All In A Night's Work

By Beth Hagenauer
Dryden Public Affairs
I settled into my assigned seat for the 10-hour journey. The red-eye flight would cross 11 states, eventually reaching an altitude of 44,000 feet and traveling 4,700 miles. The ticket price was very good – it came as part of my job as a public affairs media escort for a prestigious documentary crew.

As the aircraft lifted off at dusk from the Air Force Plant 42 runway in Palmdale, Calif., I realized this would be no ordinary 747 flight; I was aboard the SOFIA, or the Stratospheric Observatory for Infrared Astronomy, a flying astronomy observatory.

SOFIA is the airborne platform for a joint program between NASA and the German Aerospace Center DLR. The program is based at NASA’s Dryden Aircraft Operations Facility in Palmdale. To modify the 747 for its new role, a 16-foot-high hole has been cut in the aircraft’s port side and a one-of-a-kind infrared telescope installed in the opening.
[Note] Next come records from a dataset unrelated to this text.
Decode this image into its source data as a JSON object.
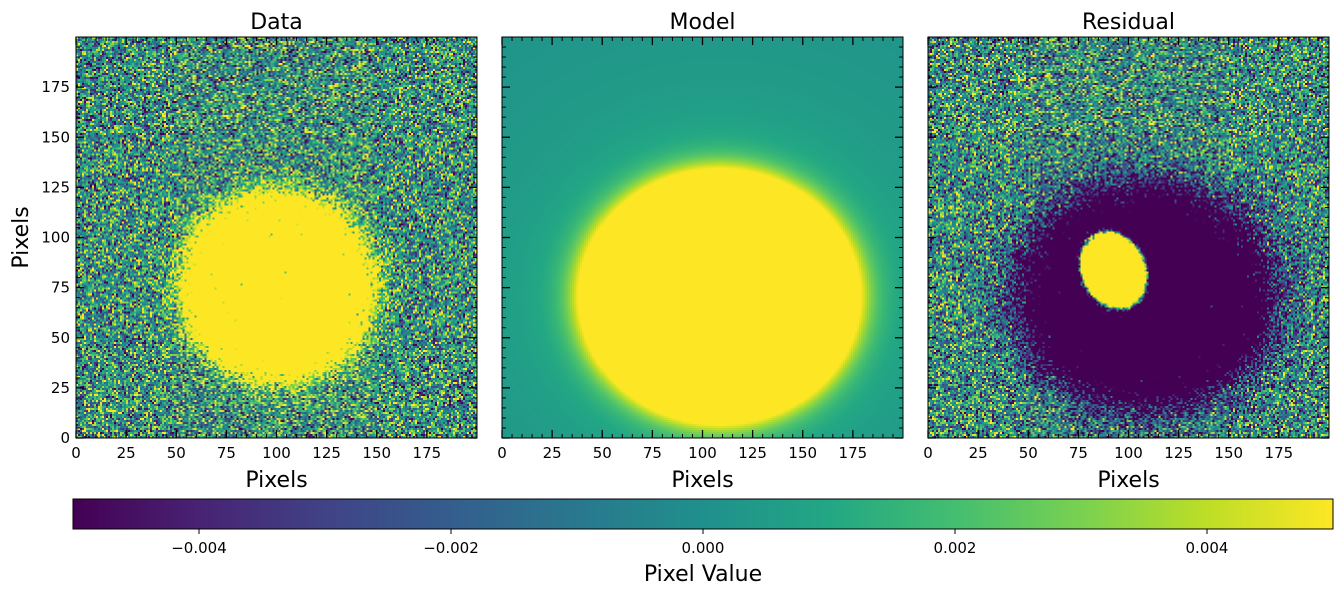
{
  "colors": {
    "vmin_color": "#440154",
    "mid_color": "#21918c",
    "vmax_color": "#fde725"
  },
  "chart_data": [
    {
      "type": "heatmap",
      "title": "Data",
      "xlabel": "Pixels",
      "ylabel": "Pixels",
      "xlim": [
        0,
        199
      ],
      "ylim": [
        0,
        199
      ],
      "xticks": [
        0,
        25,
        50,
        75,
        100,
        125,
        150,
        175
      ],
      "yticks": [
        0,
        25,
        50,
        75,
        100,
        125,
        150,
        175
      ],
      "colormap": "viridis",
      "vmin": -0.005,
      "vmax": 0.005,
      "shape": [
        200,
        200
      ],
      "description_component": {
        "kind": "noisy saturated disk",
        "center_x": 100,
        "center_y": 75,
        "radius_x": 48,
        "radius_y": 47
      }
    },
    {
      "type": "heatmap",
      "title": "Model",
      "xlabel": "Pixels",
      "ylabel": "",
      "xlim": [
        0,
        199
      ],
      "ylim": [
        0,
        199
      ],
      "xticks": [
        0,
        25,
        50,
        75,
        100,
        125,
        150,
        175
      ],
      "yticks": [],
      "colormap": "viridis",
      "vmin": -0.005,
      "vmax": 0.005,
      "shape": [
        200,
        200
      ],
      "description_component": {
        "kind": "smooth saturated ellipse",
        "center_x": 108,
        "center_y": 70,
        "radius_x": 66,
        "radius_y": 60
      }
    },
    {
      "type": "heatmap",
      "title": "Residual",
      "xlabel": "Pixels",
      "ylabel": "",
      "xlim": [
        0,
        199
      ],
      "ylim": [
        0,
        199
      ],
      "xticks": [
        0,
        25,
        50,
        75,
        100,
        125,
        150,
        175
      ],
      "yticks": [],
      "colormap": "viridis",
      "vmin": -0.005,
      "vmax": 0.005,
      "shape": [
        200,
        200
      ],
      "description_component": {
        "kind": "negative ellipse with positive inner blob",
        "neg_center_x": 108,
        "neg_center_y": 70,
        "neg_radius_x": 68,
        "neg_radius_y": 60,
        "pos_center_x": 92,
        "pos_center_y": 83,
        "pos_radius_x": 16,
        "pos_radius_y": 20,
        "pos_angle_deg": -25
      }
    }
  ],
  "colorbar": {
    "label": "Pixel Value",
    "vmin": -0.005,
    "vmax": 0.005,
    "ticks": [
      -0.004,
      -0.002,
      0.0,
      0.002,
      0.004
    ],
    "tick_labels": [
      "−0.004",
      "−0.002",
      "0.000",
      "0.002",
      "0.004"
    ]
  }
}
Most of the former airliner’s trappings – seats, food-preparation galley and movie screens – have been removed and replaced with workstations equipped with computers and sturdy passenger seats with five-point seat-belt harnesses.

Image right: Terry Herter, principal investigator with the FORCAST instrument, takes a minute during a SOFIA flight to explain a concept to a visiting television crew.

The television film crew was aboard to record the science mission; their viewers who have a working knowledge of astronomy are familiar with ground-based telescopes and satellites, but an aircraft carrying a telescope brings a different dimension to studying the solar system. The usual flight crew was on tap for the mission, but so was a gaggle of German and American scientists and telescope operators who had planned a flight route that would take us to observation points for targets with names like Alpha Boo and Frosty Leo – the latter, I learned, a dying star. The 17-ton German-built telescope sports a Cornell University instrument called FORCAST, which is an acronym for Faint Object Infrared Camera for the SOFIA Telescope.

As soon as the “Fasten Seat Belt” sign was turned off, the science crew took their stations at consoles outfitted with computer screens to begin their night’s work. About an hour into the flight, the exterior door covering the telescope cavity was opened. White dots of varying sizes surrounded by colored boxes and text that seemed to be astronomers’ code began to appear on the computer screens. The aircraft is very noisy, so all communication was via headset. One of the mission director’s tasks is to monitor scientists’ conversations and transmit information to and from the pilots if necessary – say, for changes to the flight plan that might mean getting a better look at a target.

About three hours into the flight, I went upstairs to the cockpit. More than 500 tiny lights illuminated a variety of circuit breakers and gages; the SOFIA cockpit is original technology and has not yet been upgraded with a “glass” cockpit, the current standard in modern aircraft. Looking out of the windows, I saw a sea of clouds lit by the full moon. It was easy to see stars with the naked eye – or visible light, as the astronomers refer to it – in the dark sky.

Unlike the environment in the main cabin, the cockpit was quiet except for occasional radio transmission between the NASA 747 and Federal Aviation Administration air traffic controllers in Seattle.

The most auspicious passenger was a small stuffed koala mascot that had flown more than four million miles on SOFIA’s predecessor, NASA’s fabled Kuiper Airborne Observatory. Earlier this year, the bear had been passed, along with the astronomical-research torch, from one generation of NASA scientists to the next.

Image below: Beth Hagenauer takes her seat in NASA’s newest airborne observatory, the SOFIA.


As the flight progressed the scientists continued their work, the adrenalin rush that comes from collecting real-time science data keeping them awake. (It had to have been that, because there was no hot coffee anywhere on board.) A flight on SOFIA is literally the only opportunity astronomers get to conduct their work in a shirtsleeve environment.

And my impression? Not being an astronomer by training, I still found myself in awe of the telescope. I never tired of watching its slow and precise movements, knowing that this activity replicates a tilting of the telescope mirror that was “peering” at the stars from within its specially designed cavity.

I brought my own dinner, since not even the dreaded “airline food” was available. I put my coat on when the aircraft reached 44,000 feet. Above all, I was tired when the aircraft landed at dawn back in Palmdale. As I watched SOFIA being towed back into the hangar and sent a very happy film crew on their way, I was reminded of a phrase that I’ve heard NASA colleagues say many times: “…and they pay me to do this?!”